Messieurs les Juges,

I. 

La Cour a déjà eu l'occasion cette année, au cours des quelques mois écoulés, de se consacrer à plusieurs reprises à l'examen de questions liées au remboursement de sommes indûment perçues, ou versées, par les autorités des États membres, dans le cadre de la politique agricole commune. Voici deux jours, nous présentions nos conclusions dans l'affaire 130/79, Express Dairy Foods, dans laquelle il était question de la restitution de montants compensatoires monétaires, réclamés par une société qui avait été contrainte de les acquitter sur la base de règlements de la Commission qu'il y a lieu de considérer comme invalides. Le litige qui nous préoccupe aujourd'hui se caractérise par le fait qu'une administration nationale cherche présentement à récupérer les sommes versées durant un certain nombre d'années à deux entreprises, à titre de primes de dénaturation pour le blé tendre, après qu'il eut été constaté que lesdites entreprises ne respectaient pas les conditions requises pour bénéficier des primes. Le précédent le plus proche en la matière est constitué par votre arrêt du 5 mars rendu dans l'affaire 265/78, Ferwerda: dans cette espèce-là également, le problème concret tournait autour de la récupération de sommes indûment versées à une entreprise (à titre de restitution à l'exportation) par un organisme national compétent en matière de politique agricole. Quant au problème de principe, il s'agit toujours, en substance, de savoir s'il échet au droit communautaire, ou au contraire au droit national, de régler les modalités de répétition de l'indu; à cet égard, le point le plus délicat concerne les délais de prescription.

Résumons les faits: le Bundesanstalt für landwirtschaftliche Marktordnung (BALM), Office federal chargé de gérer la politique agricole commune en république fédérale d'Allemagne, a, par décisions des 30 juillet 1976 et 20 janvier 1977, demandé à deux sociétés coopératives, la Lippische Hauptgenossenschaft et la Westfälische Central-Genossenschaft, de restituer les montants encaissés par ces dernières à titre de primes de dénaturation pour des opérations effectuées respectivement au cours de périodes allant de novembre 1968 à février 1974 et de novembre 1968 à juillet 1970. En effet, des vérifications avaient permis d'établir que les deux entreprises n'avaient pas respecté les normes communautaires en ce qui concerne les pourcentages de colorants à employer dans la dénaturation du blé. Il convient également de rappeler à cet égard que l'article 8, paragraphe 1, du règlement, (CEE) no 729/70 du Conseil, du 21 avril 1970, oblige les États membres à prendre «conformément aux dispositions législatives, réglementaires et administratives nationales», les mesures nécessaires pour «prévenir et poursuivre les irrégularités», ainsi que pour «récupérer les sommes perçues à la suite d'irrégularités», à savoir les sommes indûment versées aux entreprises du fait de l'inobservation des règles applicables dans le cadre de la politique agricole commune.

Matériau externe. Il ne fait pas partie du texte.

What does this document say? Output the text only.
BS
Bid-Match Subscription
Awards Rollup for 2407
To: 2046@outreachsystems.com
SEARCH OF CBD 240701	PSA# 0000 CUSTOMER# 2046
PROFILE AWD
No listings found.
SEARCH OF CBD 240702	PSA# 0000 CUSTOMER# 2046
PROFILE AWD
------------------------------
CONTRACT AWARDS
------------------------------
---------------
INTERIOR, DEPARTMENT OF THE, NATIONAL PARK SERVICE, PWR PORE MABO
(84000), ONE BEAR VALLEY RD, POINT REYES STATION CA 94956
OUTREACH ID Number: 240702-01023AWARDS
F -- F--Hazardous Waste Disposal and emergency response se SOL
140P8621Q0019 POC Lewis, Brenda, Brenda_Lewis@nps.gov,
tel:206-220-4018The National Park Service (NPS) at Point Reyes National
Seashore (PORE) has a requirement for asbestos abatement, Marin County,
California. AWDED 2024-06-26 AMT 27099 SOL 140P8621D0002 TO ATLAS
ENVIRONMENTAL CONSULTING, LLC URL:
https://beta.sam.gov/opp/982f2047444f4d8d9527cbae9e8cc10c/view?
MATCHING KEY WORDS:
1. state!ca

Contre ces ordres de payer, les deux coopératives précitées ont formé un recours devant le Verwaltungsgericht de Francfort-sur-le-Main, en excipant entre autres de l'expiration des délais de prescription quinquennale, qu'elles estiment pouvoir inférer du système du traité. Les intéressées partent de l'idée que, puisque le versement des primes de dénaturation s'opère sur la base des dispositions du droit communautaire, c'est sur la base de ce même droit communautaire que doivent être résolus les problèmes relatifs à l'extinction et à la déchéance du droit à la restitution de primes indûment versées. En l'absence d'une norme communautaire expresse réglant la prescription, les requérantes considèrent qu'on doit pouvoir procéder par analogie et renvoient à l'article 43 du protocole sur le statut de la Cour de justice (CEE), aux termes duquel les actions relatives à la responsabilité non contractuelle de la Communauté se prescrivent par cinq ans à compter de la survenarice du fait qui y donne lieu. Cette règle s'appliquant aux actions des particuliers contre la Communauté, les requérantes en déduisent qu'inversement les actions de la Communauté contre les particuliers se prescrivent dans le même délai. Le Bundesanstalt für landwirtschaftliche Marktordnung a soutenu au contraire que les questions de prescription relèvent des ordres juridiques nationaux et non de l'ordre juridique communautaire.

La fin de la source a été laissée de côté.